Access to diverse financing options enables small and medium enterprises (SMEs) to maintain operational stability, pursue research & development, and scale production capabilities in response to market demand. Financial flexibility is essential to balance supply with evolving healthcare needs especially when addressing sudden public health crises. Well-capitalized firms are better positioned to navigate market volatility and sustain their competitive edge, ultimately contributing to a more stable and efficient market equilibrium.

We recognize that a cohort-based learning approach is not sufficient to address specific company challenges. HFC therefore tailors support offerings to growth-stage companies. This unique structure not only ensures that a wider pool of companies benefit from our support, but also facilitates peer learning, capacity building, and investor engagements.

HFC focuses on the business and financial sustainability of a company, not just a product. While we recognize the importance of technical assistance for product development, quality, manufacturing and market dynamics, we also prioritize the long-term financial viability of a business. We look to capacitate management with the financial and strategic tools to access and grow new product lines, to optimize growth at the lowest financial cost, and to produce enough profit to reinvest in the business for sustainability.

HFC is focused on accessing concessional growth capital through blended finance structures. HFC looks to optimize the deployment of grant capital into blended finance structures. By using grant capital to directly or indirectly de-risk transactions, we make it easier for companies to access capital. Here, HFC partners like AfricInvest and the Transform Health Fund could be critical sources of investment for African manufacturers. Further, we educate management on how best to approach and access market shaping tools and how to leverage those tools to de-risk investments.

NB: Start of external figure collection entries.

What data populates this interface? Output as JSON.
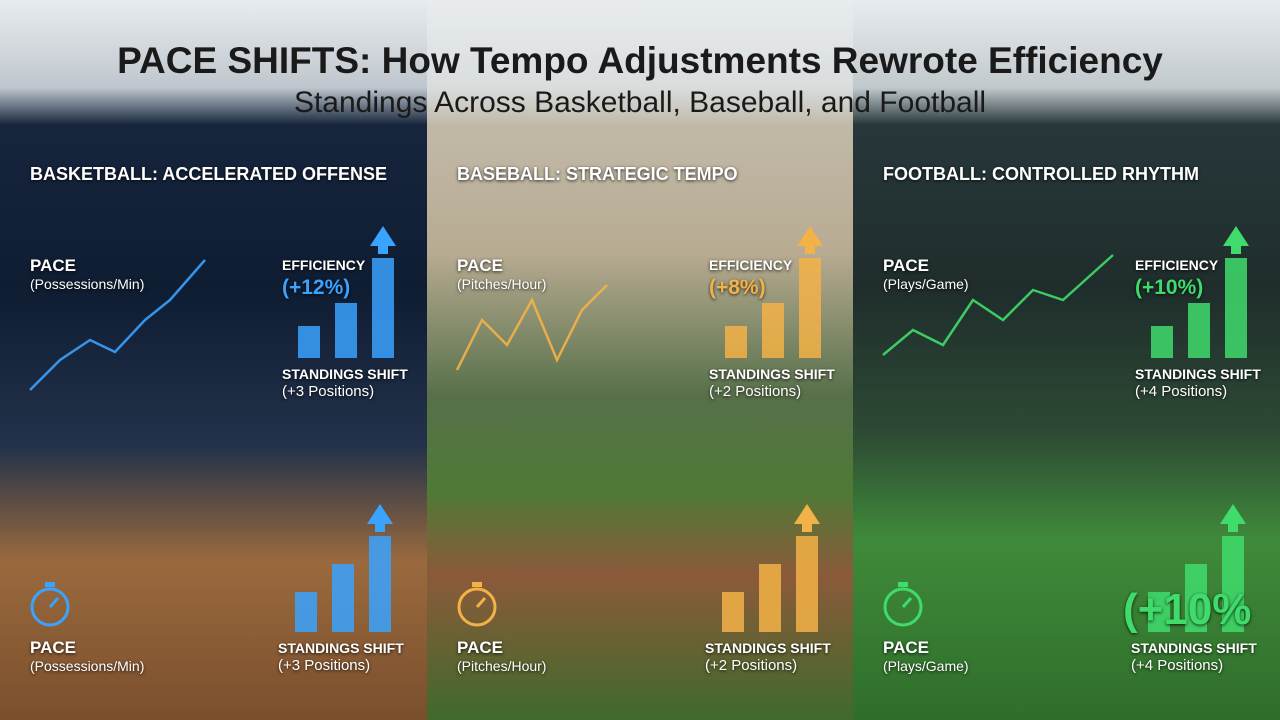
{
  "header": {
    "title": "PACE SHIFTS: How Tempo Adjustments Rewrote Efficiency",
    "subtitle": "Standings Across Basketball, Baseball, and Football"
  },
  "panels": [
    {
      "heading": "BASKETBALL: ACCELERATED OFFENSE",
      "pace_label": "PACE",
      "pace_unit": "(Possessions/Min)",
      "efficiency_label": "EFFICIENCY",
      "efficiency_value": "(+12%)",
      "standings_label": "STANDINGS SHIFT",
      "standings_value": "(+3 Positions)",
      "footer_pace_label": "PACE",
      "footer_pace_unit": "(Possessions/Min)",
      "footer_standings_label": "STANDINGS SHIFT",
      "footer_standings_value": "(+3 Positions)"
    },
    {
      "heading": "BASEBALL: STRATEGIC TEMPO",
      "pace_label": "PACE",
      "pace_unit": "(Pitches/Hour)",
      "efficiency_label": "EFFICIENCY",
      "efficiency_value": "(+8%)",
      "standings_label": "STANDINGS SHIFT",
      "standings_value": "(+2 Positions)",
      "footer_pace_label": "PACE",
      "footer_pace_unit": "(Pitches/Hour)",
      "footer_standings_label": "STANDINGS SHIFT",
      "footer_standings_value": "(+2 Positions)"
    },
    {
      "heading": "FOOTBALL: CONTROLLED RHYTHM",
      "pace_label": "PACE",
      "pace_unit": "(Plays/Game)",
      "efficiency_label": "EFFICIENCY",
      "efficiency_value": "(+10%)",
      "standings_label": "STANDINGS SHIFT",
      "standings_value": "(+4 Positions)",
      "footer_efficiency_value": "(+10%",
      "footer_pace_label": "PACE",
      "footer_pace_unit": "(Plays/Game)",
      "footer_standings_label": "STANDINGS SHIFT",
      "footer_standings_value": "(+4 Positions)"
    }
  ]
}
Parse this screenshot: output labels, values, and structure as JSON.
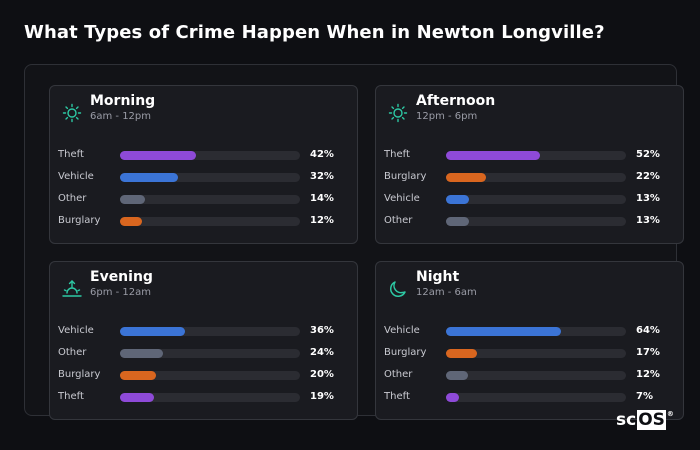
{
  "title": "What Types of Crime Happen When in Newton Longville?",
  "logo": {
    "left": "sc",
    "boxed": "OS",
    "mark": "®"
  },
  "colors": {
    "Theft": "#8e4ad8",
    "Vehicle": "#3b74d6",
    "Other": "#5f6677",
    "Burglary": "#d9661f",
    "icon_accent": "#2dc9a4"
  },
  "chart_data": [
    {
      "type": "bar",
      "orientation": "horizontal",
      "title": "Morning",
      "subtitle": "6am - 12pm",
      "icon": "sun-icon",
      "categories": [
        "Theft",
        "Vehicle",
        "Other",
        "Burglary"
      ],
      "values": [
        42,
        32,
        14,
        12
      ],
      "labels": [
        "42%",
        "32%",
        "14%",
        "12%"
      ],
      "xlim": [
        0,
        100
      ]
    },
    {
      "type": "bar",
      "orientation": "horizontal",
      "title": "Afternoon",
      "subtitle": "12pm - 6pm",
      "icon": "sun-icon",
      "categories": [
        "Theft",
        "Burglary",
        "Vehicle",
        "Other"
      ],
      "values": [
        52,
        22,
        13,
        13
      ],
      "labels": [
        "52%",
        "22%",
        "13%",
        "13%"
      ],
      "xlim": [
        0,
        100
      ]
    },
    {
      "type": "bar",
      "orientation": "horizontal",
      "title": "Evening",
      "subtitle": "6pm - 12am",
      "icon": "sunset-icon",
      "categories": [
        "Vehicle",
        "Other",
        "Burglary",
        "Theft"
      ],
      "values": [
        36,
        24,
        20,
        19
      ],
      "labels": [
        "36%",
        "24%",
        "20%",
        "19%"
      ],
      "xlim": [
        0,
        100
      ]
    },
    {
      "type": "bar",
      "orientation": "horizontal",
      "title": "Night",
      "subtitle": "12am - 6am",
      "icon": "moon-icon",
      "categories": [
        "Vehicle",
        "Burglary",
        "Other",
        "Theft"
      ],
      "values": [
        64,
        17,
        12,
        7
      ],
      "labels": [
        "64%",
        "17%",
        "12%",
        "7%"
      ],
      "xlim": [
        0,
        100
      ]
    }
  ]
}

HFC holds an innovative position understanding and bridging the difference in perspectives between investors and management teams. Given its focus on mobilizing finance, HFC has deep relationships with US DFC, IFC, and others who are developing new ways to make financing available for surge production and delivery of key commodities. The focus on providing investment capital to commercial entities that advance health system resilience is a significant opportunity for the African local manufacturing sector. HFC can play an innovative and unique role in positioning manufacturers to capture that investment capital.

HFC’s Target Impact

As local manufacturers access sustainable sources of financing, we anticipate improved access to, availability, and supply of essential medicines and products and in turn improved health outcomes. As product availability scales, so too does product access. More product distribution points throughout the public and private markets at all levels of the health system contribute to an increase in the number of people taking said products. Finally, patient adoption and adherence also increases when products are designed for the markets where they are sold (in consultation with community representatives).

In addition to mobilizing new investment, the growth of these local manufacturers will produce new jobs and impact thousands of indirect beneficiaries. These investments will benefit the community and local economy, enhancing the overall quality of life and income potential of those in the surrounding community. The economic impact from this project results from growing, sustainable manufacturers that can offer new jobs and drive spending in a given economy. Key drivers of this economic impact include 1) increased consumer, government and donor spending on locally manufactured products leading to manufacturing growth and more distribution opportunities, 2) improved long-term viability of companies leading to job creation, and 3) companies’ ability to continue growing their financial profitability.